Mientras desayunan, conversan. Eucalis escucha la triste historia de los niños: su madre falleció hace tres años a causa de una enfermedad, y su padre el año pasado. Durante un tiempo vivieron con su tía, pero después de unos meses, ella les dijo que lo mejor era que se fueran.

Miguel consiguió algunos trabajos para mantenerse a flote, y ambos vivieron en la casa de sus padres hasta que Ana se enfermó. Desesperado, no sabía qué hacer; no tenía suficiente dinero para pagar su tratamiento, y al ser una enfermedad rara, los magos pedían un precio exorbitante. Se sintió perdido hasta que surgió la oportunidad de partir hacia otro país. Los magos aseguraron que sus vidas cambiarían, que solo tenían que viajar hacia el oeste, a Zanco, para llegar a Pumas, ya que la emperatriz no quería más demonios en su tierra.

Eucalis baja la cabeza, sintiendo una punzada en el corazón, pero al ver la sonrisa de Ana, se siente agradecido por estar a su lado en este momento.

Por otro lado, Miguel tiene muchas preguntas que le gustaría hacerle, pero sabe que la identidad de Eucalis es un secreto, algo que ni siquiera puede compartir con su hermana.
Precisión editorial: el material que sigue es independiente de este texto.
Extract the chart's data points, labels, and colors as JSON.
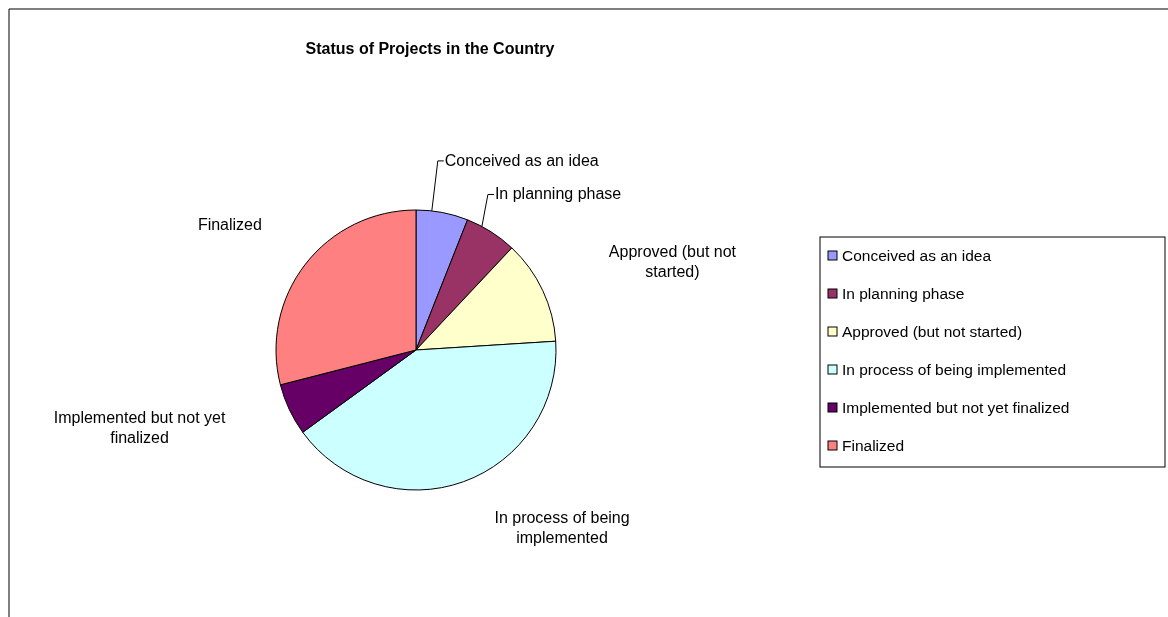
{
  "chart_data": {
    "type": "pie",
    "title": "Status of Projects in the Country",
    "categories": [
      "Conceived as an idea",
      "In planning phase",
      "Approved (but not started)",
      "In process of being implemented",
      "Implemented but not yet finalized",
      "Finalized"
    ],
    "values": [
      6,
      6,
      12,
      41,
      6,
      29
    ],
    "colors": [
      "#9999ff",
      "#993366",
      "#ffffcc",
      "#ccffff",
      "#660066",
      "#ff8080"
    ],
    "legend": "right"
  }
}
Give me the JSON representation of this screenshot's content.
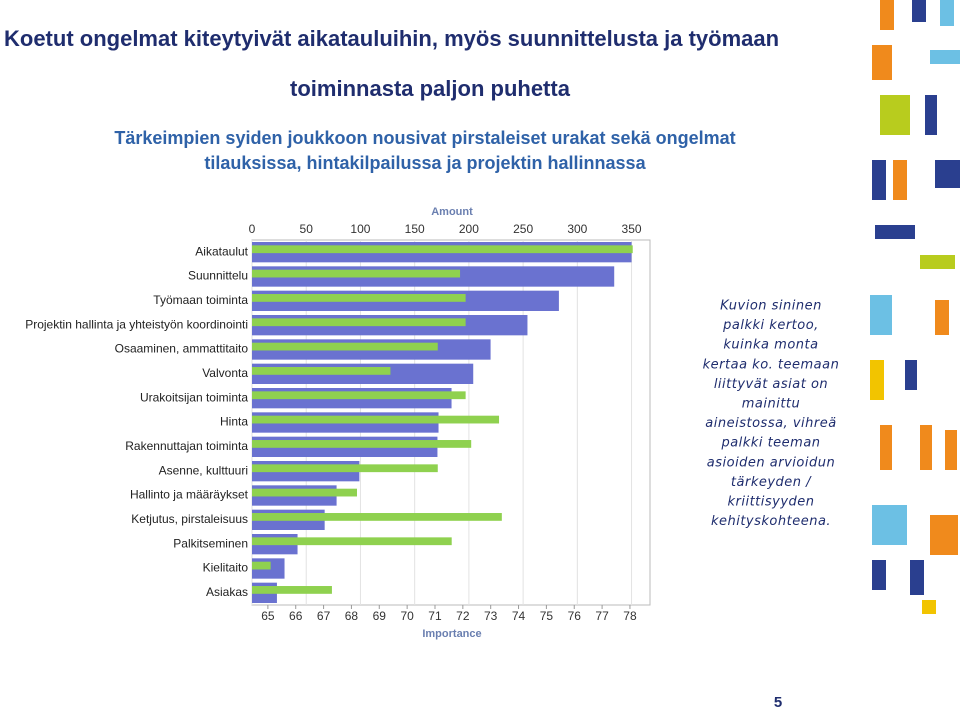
{
  "header": {
    "title_lines": [
      "Koetut ongelmat kiteytyivät aikatauluihin, myös suunnittelusta ja työmaan",
      "toiminnasta paljon puhetta"
    ],
    "subtitle_lines": [
      "Tärkeimpien syiden joukkoon nousivat pirstaleiset urakat sekä ongelmat",
      "tilauksissa, hintakilpailussa ja projektin hallinnassa"
    ]
  },
  "chart_data": {
    "type": "dual-hbar",
    "xlabel": "Amount",
    "x2label": "Importance",
    "categories": [
      "Aikataulut",
      "Suunnittelu",
      "Työmaan toiminta",
      "Projektin hallinta ja yhteistyön koordinointi",
      "Osaaminen, ammattitaito",
      "Valvonta",
      "Urakoitsijan toiminta",
      "Hinta",
      "Rakennuttajan toiminta",
      "Asenne, kulttuuri",
      "Hallinto ja määräykset",
      "Ketjutus, pirstaleisuus",
      "Palkitseminen",
      "Kielitaito",
      "Asiakas"
    ],
    "series": [
      {
        "color": "#6a72d0",
        "values": [
          350,
          334,
          283,
          254,
          220,
          204,
          184,
          172,
          171,
          99,
          78,
          67,
          42,
          30,
          23
        ]
      },
      {
        "color": "#8fd14f",
        "axis": "x2",
        "values": [
          78.1,
          71.9,
          72.1,
          72.1,
          71.1,
          69.4,
          72.1,
          73.3,
          72.3,
          71.1,
          68.2,
          73.4,
          71.6,
          65.1,
          67.3
        ]
      }
    ],
    "xlim": [
      0,
      367
    ],
    "xticks": [
      0,
      50,
      100,
      150,
      200,
      250,
      300,
      350
    ],
    "x2lim": [
      64.43,
      78.72
    ],
    "x2ticks": [
      65,
      66,
      67,
      68,
      69,
      70,
      71,
      72,
      73,
      74,
      75,
      76,
      77,
      78
    ],
    "grid": true
  },
  "note_lines": [
    "Kuvion sininen",
    "palkki kertoo,",
    "kuinka monta",
    "kertaa ko. teemaan",
    "liittyvät asiat on",
    "mainittu",
    "aineistossa, vihreä",
    "palkki teeman",
    "asioiden arvioidun",
    "tärkeyden /",
    "kriittisyyden",
    "kehityskohteena."
  ],
  "page_number": "5"
}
Nunca imaginó que personas como él existieran fuera de los libros de héroes y fantasías. Si lo que le dijo es cierto, la emperatriz va a luchar por ellos, por todos los demonios del país. Se pregunta si algún día la verá en persona y qué tipo de maga será.
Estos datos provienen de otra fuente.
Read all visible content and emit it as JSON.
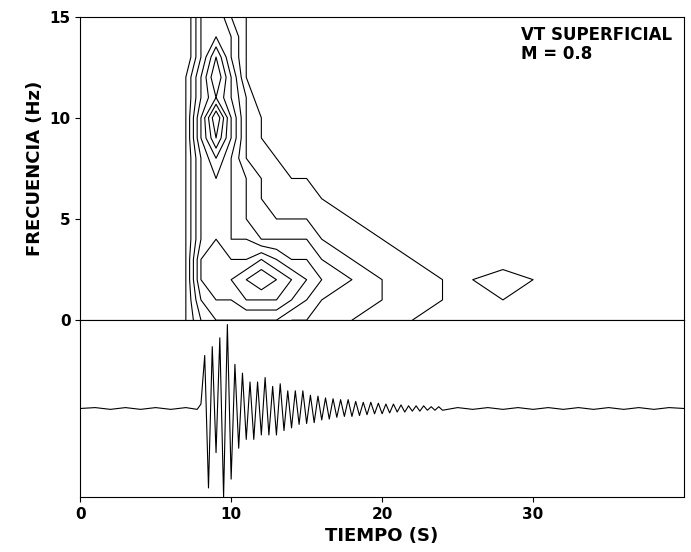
{
  "chart_data": [
    {
      "type": "contour",
      "ylabel": "FRECUENCIA (Hz)",
      "annotations": [
        "VT SUPERFICIAL",
        "M = 0.8"
      ],
      "xlim": [
        0,
        40
      ],
      "ylim": [
        0,
        15
      ],
      "yticks": [
        0,
        5,
        10,
        15
      ],
      "tick_labels": "y",
      "color": "#000000",
      "x": [
        0,
        2,
        4,
        6,
        7,
        8,
        9,
        10,
        11,
        12,
        13,
        14,
        15,
        16,
        18,
        20,
        22,
        24,
        26,
        28,
        30,
        32,
        36,
        40
      ],
      "y": [
        0,
        1,
        2,
        3,
        4,
        5,
        6,
        7,
        8,
        9,
        10,
        11,
        12,
        13,
        14,
        15
      ],
      "levels": [
        1,
        2,
        3,
        4,
        5,
        6,
        7,
        8
      ],
      "z": [
        [
          0,
          0,
          0,
          0,
          1,
          3,
          4,
          4,
          4,
          4,
          4,
          3,
          3,
          3,
          2,
          2,
          1,
          1,
          1,
          1,
          0,
          0,
          0,
          0
        ],
        [
          0,
          1,
          0,
          0,
          1,
          4,
          5,
          5,
          6,
          6,
          6,
          5,
          4,
          3,
          3,
          2,
          2,
          1,
          1,
          1,
          1,
          0,
          0,
          0
        ],
        [
          0,
          1,
          0,
          0,
          1,
          5,
          6,
          6,
          7,
          8,
          7,
          6,
          5,
          4,
          3,
          2,
          2,
          1,
          1,
          2,
          1,
          0,
          0,
          0
        ],
        [
          0,
          0,
          0,
          0,
          1,
          5,
          6,
          5,
          5,
          6,
          5,
          4,
          4,
          3,
          2,
          2,
          1,
          1,
          1,
          0,
          0,
          0,
          0,
          0
        ],
        [
          0,
          0,
          0,
          0,
          1,
          4,
          5,
          4,
          4,
          3,
          3,
          3,
          3,
          2,
          2,
          1,
          1,
          0,
          0,
          0,
          0,
          0,
          0,
          0
        ],
        [
          0,
          0,
          0,
          0,
          1,
          4,
          5,
          4,
          3,
          3,
          2,
          2,
          2,
          2,
          1,
          1,
          0,
          0,
          0,
          0,
          0,
          0,
          0,
          0
        ],
        [
          0,
          0,
          0,
          0,
          1,
          4,
          5,
          4,
          3,
          2,
          2,
          2,
          2,
          1,
          1,
          0,
          0,
          0,
          0,
          0,
          0,
          0,
          0,
          0
        ],
        [
          0,
          0,
          0,
          0,
          1,
          4,
          5,
          4,
          3,
          2,
          2,
          1,
          1,
          1,
          0,
          0,
          0,
          0,
          0,
          0,
          0,
          0,
          0,
          0
        ],
        [
          0,
          0,
          0,
          0,
          1,
          4,
          6,
          4,
          2,
          2,
          1,
          1,
          0,
          0,
          0,
          0,
          0,
          0,
          0,
          0,
          0,
          0,
          0,
          0
        ],
        [
          0,
          0,
          0,
          0,
          1,
          5,
          8,
          5,
          2,
          1,
          1,
          0,
          0,
          0,
          0,
          0,
          0,
          0,
          0,
          0,
          0,
          0,
          0,
          0
        ],
        [
          0,
          0,
          0,
          0,
          1,
          5,
          9,
          5,
          2,
          1,
          0,
          0,
          0,
          0,
          0,
          0,
          0,
          0,
          0,
          0,
          0,
          0,
          0,
          0
        ],
        [
          0,
          0,
          0,
          0,
          1,
          4,
          6,
          4,
          2,
          0,
          0,
          0,
          0,
          0,
          0,
          0,
          0,
          0,
          0,
          0,
          0,
          0,
          0,
          0
        ],
        [
          0,
          0,
          0,
          0,
          1,
          4,
          7,
          4,
          1,
          0,
          0,
          0,
          0,
          0,
          0,
          0,
          0,
          0,
          0,
          0,
          0,
          0,
          0,
          0
        ],
        [
          0,
          0,
          0,
          0,
          0,
          3,
          6,
          3,
          1,
          0,
          0,
          0,
          0,
          0,
          0,
          0,
          0,
          0,
          0,
          0,
          0,
          0,
          0,
          0
        ],
        [
          0,
          0,
          0,
          0,
          0,
          3,
          4,
          3,
          1,
          0,
          0,
          0,
          0,
          0,
          0,
          0,
          0,
          0,
          0,
          0,
          0,
          0,
          0,
          0
        ],
        [
          0,
          0,
          0,
          0,
          0,
          3,
          4,
          2,
          1,
          0,
          0,
          0,
          0,
          0,
          0,
          0,
          0,
          0,
          0,
          0,
          0,
          0,
          0,
          0
        ]
      ]
    },
    {
      "type": "line",
      "xlabel": "TIEMPO (S)",
      "xlim": [
        0,
        40
      ],
      "xticks": [
        0,
        10,
        20,
        30
      ],
      "ylim": [
        -1,
        1
      ],
      "tick_labels": "x",
      "color": "#000000",
      "x": [
        0,
        1,
        2,
        3,
        4,
        5,
        6,
        7,
        7.75,
        8,
        8.25,
        8.5,
        8.75,
        9,
        9.25,
        9.5,
        9.75,
        10,
        10.25,
        10.5,
        10.75,
        11,
        11.25,
        11.5,
        11.75,
        12,
        12.25,
        12.5,
        12.75,
        13,
        13.25,
        13.5,
        13.75,
        14,
        14.25,
        14.5,
        14.75,
        15,
        15.25,
        15.5,
        15.75,
        16,
        16.25,
        16.5,
        16.75,
        17,
        17.25,
        17.5,
        17.75,
        18,
        18.25,
        18.5,
        18.75,
        19,
        19.25,
        19.5,
        19.75,
        20,
        20.25,
        20.5,
        20.75,
        21,
        21.25,
        21.5,
        21.75,
        22,
        22.25,
        22.5,
        22.75,
        23,
        23.25,
        23.5,
        23.75,
        24,
        25,
        26,
        27,
        28,
        29,
        30,
        31,
        32,
        33,
        34,
        35,
        36,
        37,
        38,
        39,
        40
      ],
      "values": [
        0,
        0.01,
        -0.01,
        0.01,
        -0.01,
        0.01,
        -0.01,
        0.01,
        -0.01,
        0.05,
        0.6,
        -0.9,
        0.7,
        -0.5,
        0.8,
        -1.0,
        0.95,
        -0.8,
        0.5,
        -0.45,
        0.4,
        -0.35,
        0.3,
        -0.35,
        0.3,
        -0.3,
        0.35,
        -0.3,
        0.25,
        -0.3,
        0.28,
        -0.25,
        0.2,
        -0.22,
        0.2,
        -0.18,
        0.2,
        -0.17,
        0.15,
        -0.16,
        0.14,
        -0.13,
        0.12,
        -0.12,
        0.11,
        -0.1,
        0.1,
        -0.09,
        0.1,
        -0.09,
        0.08,
        -0.08,
        0.07,
        -0.07,
        0.07,
        -0.06,
        0.06,
        -0.06,
        0.05,
        -0.05,
        0.05,
        -0.04,
        0.04,
        -0.04,
        0.03,
        -0.03,
        0.03,
        -0.03,
        0.03,
        -0.02,
        0.02,
        -0.02,
        0.02,
        -0.02,
        0.01,
        -0.01,
        0.01,
        -0.01,
        0.01,
        -0.01,
        0.01,
        -0.01,
        0.01,
        -0.01,
        0.01,
        -0.01,
        0.01,
        -0.01,
        0.01,
        0
      ]
    }
  ]
}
Después del desayuno, los magos comienzan a dar las órdenes de preparación, y todos se alistan para continuar la marcha. Sin mucho más que hacer, Eucalis permanece junto con los hermanos, acompañándolos con su bolsa en la espalda.

Ana guarda sus pocos juguetes y los coloca sobre la carreta, lista para que su hermano la jale junto con el resto de sus pertenencias.